The 2022 European Championship in England had already scored an important goal for the diffusion of women's football: 570 accredited journalists, over 60 broadcasters, more than 574,000 fans in the stands for the 31 matches (including 87,192 in the final between England and Germany at Wembley, a record), 365 million people in front of the TV (and as many as 50 million for the final), more than 450 million interactions on social media and for the EU makes 590 thousand new followers. On the wave of that event, the World Cup can make history. Fifa has contributed its own: prizes to the players of the World Cup (30,000 dollars for the group stage, 60,000 for the round of 16, 90,000 for those who reach the quarterfinals, 165,000 for 4th place, 180,000 for 3rd, 195,000 for 2nd and 270,000 for the players who will lift the cup). If we consider that, on average, an athlete playing in national championships earns $14,000 a year, the difference is striking. The federations will be awarded significant sums: from 1.56 million dollars for the group stage up to 4.29 million for the world champion federation, for a total of 152 million. Also in this case, the comparison with the 50 million dollars of France 2019, although a very successful edition with the USA of Megan Rapinoe at the top, is merciless.
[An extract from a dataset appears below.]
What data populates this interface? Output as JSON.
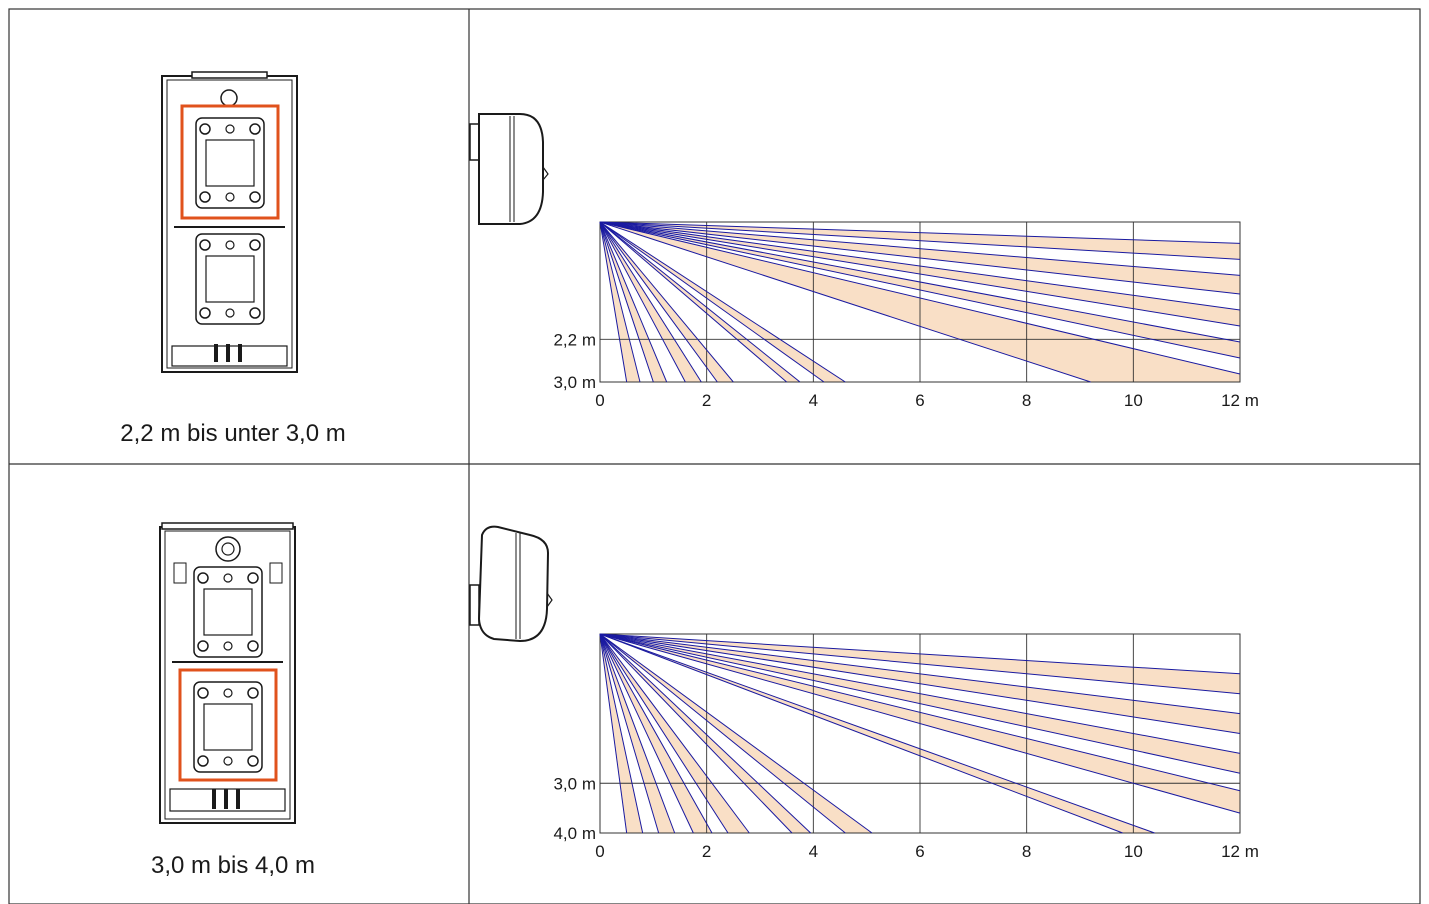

Australia-New Zealand will be worth three times France 2019 and ten times the prize money of Canada 2015.
The machine towards equalization runs to fill gaps and prejudices, even if it is good to remember - for an objective evaluation - that women's football must detach itself from the reasoning (and values) of the men's one, otherwise we will continue to compare them and it will always be a loser. As demonstrated by the TV rights affair (on which the TVs were lukewarm because the matches with the time zone will be broadcast in the European morning when advertising sales don't shine, even if the increase in audience on a single band will then count), until all the players involved - institutions, federations, TVs, sponsors - follow up on the good intentions and compliments for the girls who score goals, the facts, the equalization will remain only a long-dreamed-of victory. And out there, meanwhile, society screams its contemporaneity and there are thousands of girls who dream of becoming Cristiana Girelli or Laura Giuliani. By the way, good luck to our Azzurre!